A year ago Epidiah Ravachol came up with a game-related New Year’s resolution: play 51 different tabletop games in 2015 (he used the hashtag #51in15). He included all sorts of games: role-playing, card games, board games, miniatures games, etc., counting each title only once, no matter how many times he played it over the course of the year. A few days later Epidiah expanded on his resolution and posted cool badges for various challenges. I liked the idea and I started keeping track of my games in a spreadsheet. By December 31, I exceeded the target, ending up with 62 different games in my list. Let’s start with some summary numbers:
My game types were divided about equally between tactical and strategic play (5 miniatures games, 12 board games, 13 card games for a total of 30) and narrative play (25 role-playing games, 6 storytelling games, and one live-action role-playing game or LARP, for a total of 32).
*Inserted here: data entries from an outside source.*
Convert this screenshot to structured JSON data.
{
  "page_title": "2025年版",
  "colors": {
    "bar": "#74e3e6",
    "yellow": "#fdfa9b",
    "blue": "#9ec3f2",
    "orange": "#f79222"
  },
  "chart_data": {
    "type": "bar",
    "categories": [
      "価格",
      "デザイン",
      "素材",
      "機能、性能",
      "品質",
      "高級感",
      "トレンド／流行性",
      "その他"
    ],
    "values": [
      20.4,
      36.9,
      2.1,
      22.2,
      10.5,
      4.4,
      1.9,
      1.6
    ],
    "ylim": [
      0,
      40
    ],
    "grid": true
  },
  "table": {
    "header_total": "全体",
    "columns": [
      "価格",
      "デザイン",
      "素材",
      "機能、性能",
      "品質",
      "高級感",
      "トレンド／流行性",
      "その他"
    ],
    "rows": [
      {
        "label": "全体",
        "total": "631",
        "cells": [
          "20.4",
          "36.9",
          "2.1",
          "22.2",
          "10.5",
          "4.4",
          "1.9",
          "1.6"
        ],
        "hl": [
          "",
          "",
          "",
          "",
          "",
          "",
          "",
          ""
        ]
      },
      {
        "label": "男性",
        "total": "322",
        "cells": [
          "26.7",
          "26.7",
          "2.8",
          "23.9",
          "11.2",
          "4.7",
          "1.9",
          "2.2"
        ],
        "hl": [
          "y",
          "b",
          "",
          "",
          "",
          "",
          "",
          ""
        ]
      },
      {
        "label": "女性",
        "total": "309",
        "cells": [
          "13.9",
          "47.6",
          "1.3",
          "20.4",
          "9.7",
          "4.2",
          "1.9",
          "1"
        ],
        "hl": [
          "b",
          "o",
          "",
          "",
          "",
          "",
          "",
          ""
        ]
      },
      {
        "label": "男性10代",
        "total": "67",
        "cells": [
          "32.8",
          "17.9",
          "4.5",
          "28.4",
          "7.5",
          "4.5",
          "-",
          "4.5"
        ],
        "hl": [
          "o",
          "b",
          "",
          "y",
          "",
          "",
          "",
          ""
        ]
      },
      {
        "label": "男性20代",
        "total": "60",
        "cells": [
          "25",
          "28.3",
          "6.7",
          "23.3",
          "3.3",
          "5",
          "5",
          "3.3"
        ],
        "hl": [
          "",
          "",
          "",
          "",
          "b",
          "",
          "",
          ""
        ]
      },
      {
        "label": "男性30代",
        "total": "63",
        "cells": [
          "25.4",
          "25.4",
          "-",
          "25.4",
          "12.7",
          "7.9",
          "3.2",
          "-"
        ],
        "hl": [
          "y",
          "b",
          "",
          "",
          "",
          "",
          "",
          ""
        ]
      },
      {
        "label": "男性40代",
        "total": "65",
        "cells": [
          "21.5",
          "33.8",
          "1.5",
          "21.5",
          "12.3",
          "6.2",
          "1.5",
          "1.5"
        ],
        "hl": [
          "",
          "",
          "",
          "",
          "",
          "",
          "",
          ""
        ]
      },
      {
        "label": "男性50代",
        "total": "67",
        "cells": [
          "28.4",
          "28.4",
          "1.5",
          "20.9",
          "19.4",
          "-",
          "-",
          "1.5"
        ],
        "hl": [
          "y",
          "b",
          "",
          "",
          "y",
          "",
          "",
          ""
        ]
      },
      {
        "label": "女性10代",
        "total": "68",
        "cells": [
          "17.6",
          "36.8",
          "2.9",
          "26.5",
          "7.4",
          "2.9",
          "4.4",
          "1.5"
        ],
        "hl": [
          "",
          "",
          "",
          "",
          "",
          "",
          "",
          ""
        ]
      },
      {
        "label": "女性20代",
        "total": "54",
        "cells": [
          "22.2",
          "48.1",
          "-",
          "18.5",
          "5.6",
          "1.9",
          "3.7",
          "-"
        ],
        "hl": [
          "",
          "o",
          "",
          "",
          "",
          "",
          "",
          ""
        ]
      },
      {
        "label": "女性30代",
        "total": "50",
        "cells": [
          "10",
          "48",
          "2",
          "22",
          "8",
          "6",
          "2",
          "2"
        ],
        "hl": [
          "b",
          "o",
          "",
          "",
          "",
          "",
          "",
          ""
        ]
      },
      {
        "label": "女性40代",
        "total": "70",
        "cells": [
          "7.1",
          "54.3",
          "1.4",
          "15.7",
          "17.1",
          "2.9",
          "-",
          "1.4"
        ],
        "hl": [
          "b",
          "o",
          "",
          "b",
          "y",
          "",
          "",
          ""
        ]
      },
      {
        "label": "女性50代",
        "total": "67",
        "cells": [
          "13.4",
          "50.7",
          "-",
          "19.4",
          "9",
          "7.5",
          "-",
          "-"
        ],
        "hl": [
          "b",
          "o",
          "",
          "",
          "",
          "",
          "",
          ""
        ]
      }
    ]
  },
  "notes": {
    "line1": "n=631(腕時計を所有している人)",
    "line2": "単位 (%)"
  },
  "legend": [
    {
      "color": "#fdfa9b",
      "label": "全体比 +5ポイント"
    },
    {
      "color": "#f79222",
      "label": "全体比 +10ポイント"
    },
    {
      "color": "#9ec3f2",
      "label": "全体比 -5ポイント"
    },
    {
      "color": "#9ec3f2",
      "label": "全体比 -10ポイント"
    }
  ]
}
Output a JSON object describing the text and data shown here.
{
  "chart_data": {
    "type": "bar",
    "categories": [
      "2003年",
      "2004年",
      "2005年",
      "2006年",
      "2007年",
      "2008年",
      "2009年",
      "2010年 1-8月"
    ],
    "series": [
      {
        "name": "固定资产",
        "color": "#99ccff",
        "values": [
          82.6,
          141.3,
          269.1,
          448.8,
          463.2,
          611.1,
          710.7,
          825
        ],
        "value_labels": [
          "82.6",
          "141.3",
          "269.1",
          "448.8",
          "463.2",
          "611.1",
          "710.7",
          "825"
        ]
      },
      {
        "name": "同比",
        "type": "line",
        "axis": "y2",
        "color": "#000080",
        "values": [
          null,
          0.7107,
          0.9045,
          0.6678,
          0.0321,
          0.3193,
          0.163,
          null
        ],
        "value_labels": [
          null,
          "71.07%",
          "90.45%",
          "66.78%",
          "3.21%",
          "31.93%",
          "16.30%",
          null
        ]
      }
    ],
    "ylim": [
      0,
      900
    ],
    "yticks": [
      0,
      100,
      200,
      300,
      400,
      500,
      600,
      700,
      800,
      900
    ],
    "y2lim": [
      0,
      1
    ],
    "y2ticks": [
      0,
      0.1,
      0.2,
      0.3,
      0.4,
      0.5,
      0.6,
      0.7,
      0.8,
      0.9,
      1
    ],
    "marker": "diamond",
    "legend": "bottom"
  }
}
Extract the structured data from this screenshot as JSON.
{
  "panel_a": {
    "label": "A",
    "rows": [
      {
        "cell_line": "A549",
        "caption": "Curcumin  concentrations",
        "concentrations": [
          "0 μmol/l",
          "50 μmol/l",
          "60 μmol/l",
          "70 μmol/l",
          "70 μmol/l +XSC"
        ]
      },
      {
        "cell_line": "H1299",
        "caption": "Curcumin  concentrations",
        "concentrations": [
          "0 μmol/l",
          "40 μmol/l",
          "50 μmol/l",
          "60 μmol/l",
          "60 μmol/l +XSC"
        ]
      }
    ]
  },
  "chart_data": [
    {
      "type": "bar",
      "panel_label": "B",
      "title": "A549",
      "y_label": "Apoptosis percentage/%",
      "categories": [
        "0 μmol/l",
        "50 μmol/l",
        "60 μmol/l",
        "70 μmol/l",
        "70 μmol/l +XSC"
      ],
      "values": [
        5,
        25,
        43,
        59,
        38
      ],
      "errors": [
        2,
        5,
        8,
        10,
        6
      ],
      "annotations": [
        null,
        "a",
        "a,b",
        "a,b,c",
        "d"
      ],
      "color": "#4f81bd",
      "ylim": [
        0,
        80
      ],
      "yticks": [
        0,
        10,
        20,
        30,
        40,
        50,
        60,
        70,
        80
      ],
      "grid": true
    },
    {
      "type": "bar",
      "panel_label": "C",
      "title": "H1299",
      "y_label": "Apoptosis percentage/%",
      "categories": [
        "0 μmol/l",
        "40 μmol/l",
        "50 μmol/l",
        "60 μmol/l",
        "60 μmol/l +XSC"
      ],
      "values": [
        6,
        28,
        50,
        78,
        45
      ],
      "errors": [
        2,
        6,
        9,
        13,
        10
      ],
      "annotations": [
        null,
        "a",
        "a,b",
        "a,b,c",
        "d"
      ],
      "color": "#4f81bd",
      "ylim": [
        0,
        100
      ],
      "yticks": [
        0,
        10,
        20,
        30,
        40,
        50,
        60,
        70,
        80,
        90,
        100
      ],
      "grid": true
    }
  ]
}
- For clarification of the latter, games I labelled “storytelling” rather than “role-playing” included The Quiet Year, Fiasco, Monster Draft, Durance, Hobbit Tales from the Green Dragon Inn, and Bluebeard’s Bride. But honestly, the difference is subjective — I was only trying to explore the data for patterns.
- Similarly, the distinctions between board games and miniatures games or board games and card games can be blurry, such as in games like Robo Rally, Galactic Strike Force, or The Grizzled.
Regarding some categories Epidiah created badges for:
- I played 16 different games that play under 30 minutes (such as the Mint Tin games, Coup, or Hanabi.) Five were board games and 11 were card games.
- I played (or ran as game-master) 16 different games with more than five players. Of these, one was a card game, one was a board game, two were storytelling games and 12 were RPGs.
- Seven were designed by a woman: two of these were storytelling games and five were RPGs. I wish that count was higher and I will keep working at it.
- I had a horse in the race! I ran several games of War of Ashes: Fate of Agaptus at conventions.
But here is the thing that I’m really proud of:
- No less than 44 of these 62 different games (71%) were new to me: I had never played them before 2015.
- And of these new games, 9 were playtests (20.5% of the new games or 14.5% of the year’s total.)